Pendant la décennie écoulée, des cadavres, j’en ai vu des centaines, des milliers. J’ai appris l’anatomie dans les cadavres. Dans une guerre, après quelques heures, la mort c’est avant tout une odeur. Ça pue. D’une puanteur tout humaine. À Beyrouth comme à Sarajevo, en entrant dans une morgue, d’abord on sent, ensuite on voit. L’odeur est furieuse, l’agression fulgurante. La débâcle du corps, l’autre facette. Les tripes qui se relâchent, la pourriture qui remonte à la surface et suinte à travers la peau. Des années de douches, de bains, de savons, de déodorants, de parfums, d’huiles rares aux mille fleurs, de camouflage, de dissimulation pour en arriver là. Une odeur de merde ignoble. La nature qui règle ses comptes.
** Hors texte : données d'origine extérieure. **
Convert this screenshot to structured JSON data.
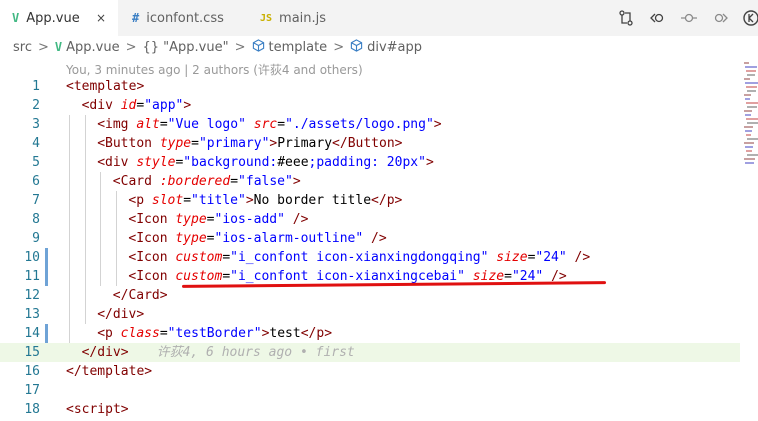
{
  "tabs": [
    {
      "icon": "V",
      "label": "App.vue",
      "active": true
    },
    {
      "icon": "#",
      "label": "iconfont.css",
      "active": false
    },
    {
      "icon": "JS",
      "label": "main.js",
      "active": false
    }
  ],
  "tab_close": "×",
  "breadcrumb": {
    "parts": [
      "src",
      "App.vue",
      "{} \"App.vue\"",
      "template",
      "div#app"
    ],
    "separator": ">"
  },
  "codelens": "You, 3 minutes ago | 2 authors (许荻4 and others)",
  "blame": "许荻4, 6 hours ago • first",
  "colors": {
    "vue_green": "#41b883",
    "css_hash": "#3b7fc4",
    "js_yellow": "#c9b000",
    "tag": "#800000",
    "attr": "#e50000",
    "string": "#0000ff",
    "annotation_red": "#e01010",
    "line_highlight": "#eef8e6"
  },
  "lines": [
    {
      "n": "1",
      "tokens": [
        [
          "pun",
          "<"
        ],
        [
          "tag",
          "template"
        ],
        [
          "pun",
          ">"
        ]
      ]
    },
    {
      "n": "2",
      "tokens": [
        [
          "pun",
          "<"
        ],
        [
          "tag",
          "div"
        ],
        [
          "txt",
          " "
        ],
        [
          "attr-i",
          "id"
        ],
        [
          "txt",
          "="
        ],
        [
          "str",
          "\"app\""
        ],
        [
          "pun",
          ">"
        ]
      ]
    },
    {
      "n": "3",
      "tokens": [
        [
          "pun",
          "<"
        ],
        [
          "tag",
          "img"
        ],
        [
          "txt",
          " "
        ],
        [
          "attr-i",
          "alt"
        ],
        [
          "txt",
          "="
        ],
        [
          "str",
          "\"Vue logo\""
        ],
        [
          "txt",
          " "
        ],
        [
          "attr-i",
          "src"
        ],
        [
          "txt",
          "="
        ],
        [
          "str",
          "\"./assets/logo.png\""
        ],
        [
          "pun",
          ">"
        ]
      ]
    },
    {
      "n": "4",
      "tokens": [
        [
          "pun",
          "<"
        ],
        [
          "tag",
          "Button"
        ],
        [
          "txt",
          " "
        ],
        [
          "attr-i",
          "type"
        ],
        [
          "txt",
          "="
        ],
        [
          "str",
          "\"primary\""
        ],
        [
          "pun",
          ">"
        ],
        [
          "txt",
          "Primary"
        ],
        [
          "pun",
          "</"
        ],
        [
          "tag",
          "Button"
        ],
        [
          "pun",
          ">"
        ]
      ]
    },
    {
      "n": "5",
      "tokens": [
        [
          "pun",
          "<"
        ],
        [
          "tag",
          "div"
        ],
        [
          "txt",
          " "
        ],
        [
          "attr-i",
          "style"
        ],
        [
          "txt",
          "="
        ],
        [
          "str",
          "\"background:"
        ],
        [
          "txt",
          "#eee"
        ],
        [
          "str",
          ";padding: 20px\""
        ],
        [
          "pun",
          ">"
        ]
      ]
    },
    {
      "n": "6",
      "tokens": [
        [
          "pun",
          "<"
        ],
        [
          "tag",
          "Card"
        ],
        [
          "txt",
          " "
        ],
        [
          "attr-i",
          ":bordered"
        ],
        [
          "txt",
          "="
        ],
        [
          "str",
          "\"false\""
        ],
        [
          "pun",
          ">"
        ]
      ]
    },
    {
      "n": "7",
      "tokens": [
        [
          "pun",
          "<"
        ],
        [
          "tag",
          "p"
        ],
        [
          "txt",
          " "
        ],
        [
          "attr-i",
          "slot"
        ],
        [
          "txt",
          "="
        ],
        [
          "str",
          "\"title\""
        ],
        [
          "pun",
          ">"
        ],
        [
          "txt",
          "No border title"
        ],
        [
          "pun",
          "</"
        ],
        [
          "tag",
          "p"
        ],
        [
          "pun",
          ">"
        ]
      ]
    },
    {
      "n": "8",
      "tokens": [
        [
          "pun",
          "<"
        ],
        [
          "tag",
          "Icon"
        ],
        [
          "txt",
          " "
        ],
        [
          "attr-i",
          "type"
        ],
        [
          "txt",
          "="
        ],
        [
          "str",
          "\"ios-add\""
        ],
        [
          "txt",
          " "
        ],
        [
          "pun",
          "/>"
        ]
      ]
    },
    {
      "n": "9",
      "tokens": [
        [
          "pun",
          "<"
        ],
        [
          "tag",
          "Icon"
        ],
        [
          "txt",
          " "
        ],
        [
          "attr-i",
          "type"
        ],
        [
          "txt",
          "="
        ],
        [
          "str",
          "\"ios-alarm-outline\""
        ],
        [
          "txt",
          " "
        ],
        [
          "pun",
          "/>"
        ]
      ]
    },
    {
      "n": "10",
      "tokens": [
        [
          "pun",
          "<"
        ],
        [
          "tag",
          "Icon"
        ],
        [
          "txt",
          " "
        ],
        [
          "attr-i",
          "custom"
        ],
        [
          "txt",
          "="
        ],
        [
          "str",
          "\"i_confont icon-xianxingdongqing\""
        ],
        [
          "txt",
          " "
        ],
        [
          "attr-i",
          "size"
        ],
        [
          "txt",
          "="
        ],
        [
          "str",
          "\"24\""
        ],
        [
          "txt",
          " "
        ],
        [
          "pun",
          "/>"
        ]
      ]
    },
    {
      "n": "11",
      "tokens": [
        [
          "pun",
          "<"
        ],
        [
          "tag",
          "Icon"
        ],
        [
          "txt",
          " "
        ],
        [
          "attr-i",
          "custom"
        ],
        [
          "txt",
          "="
        ],
        [
          "str",
          "\"i_confont icon-xianxingcebai\""
        ],
        [
          "txt",
          " "
        ],
        [
          "attr-i",
          "size"
        ],
        [
          "txt",
          "="
        ],
        [
          "str",
          "\"24\""
        ],
        [
          "txt",
          " "
        ],
        [
          "pun",
          "/>"
        ]
      ]
    },
    {
      "n": "12",
      "tokens": [
        [
          "pun",
          "</"
        ],
        [
          "tag",
          "Card"
        ],
        [
          "pun",
          ">"
        ]
      ]
    },
    {
      "n": "13",
      "tokens": [
        [
          "pun",
          "</"
        ],
        [
          "tag",
          "div"
        ],
        [
          "pun",
          ">"
        ]
      ]
    },
    {
      "n": "14",
      "tokens": [
        [
          "pun",
          "<"
        ],
        [
          "tag",
          "p"
        ],
        [
          "txt",
          " "
        ],
        [
          "attr-i",
          "class"
        ],
        [
          "txt",
          "="
        ],
        [
          "str",
          "\"testBorder\""
        ],
        [
          "pun",
          ">"
        ],
        [
          "txt",
          "test"
        ],
        [
          "pun",
          "</"
        ],
        [
          "tag",
          "p"
        ],
        [
          "pun",
          ">"
        ]
      ]
    },
    {
      "n": "15",
      "tokens": [
        [
          "pun",
          "</"
        ],
        [
          "tag",
          "div"
        ],
        [
          "pun",
          ">"
        ]
      ]
    },
    {
      "n": "16",
      "tokens": [
        [
          "pun",
          "</"
        ],
        [
          "tag",
          "template"
        ],
        [
          "pun",
          ">"
        ]
      ]
    },
    {
      "n": "17",
      "tokens": []
    },
    {
      "n": "18",
      "tokens": [
        [
          "pun",
          "<"
        ],
        [
          "tag",
          "script"
        ],
        [
          "pun",
          ">"
        ]
      ]
    }
  ],
  "icons": {
    "actions": [
      "compare-changes-icon",
      "go-back-icon",
      "commit-dot-icon",
      "go-forward-icon",
      "split-editor-icon"
    ]
  }
}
J’aime les morgues des pays en guerre. Leur humilité, leur modestie. Les corps qui balafrent les carrelages sales, gluants, poisseux sont enfin débarrassés des tyrannies de l’avenir. Ces gueules cassées, déchirées ne sont plus harcelées par la vie. Morts trop vite, ce sont des fugitifs, des déserteurs. Ils n’ont plus à endurer la souffrance. Résidus sans fierté, ils n’appartiennent plus à l’immédiat tapageur et tenace de la guerre.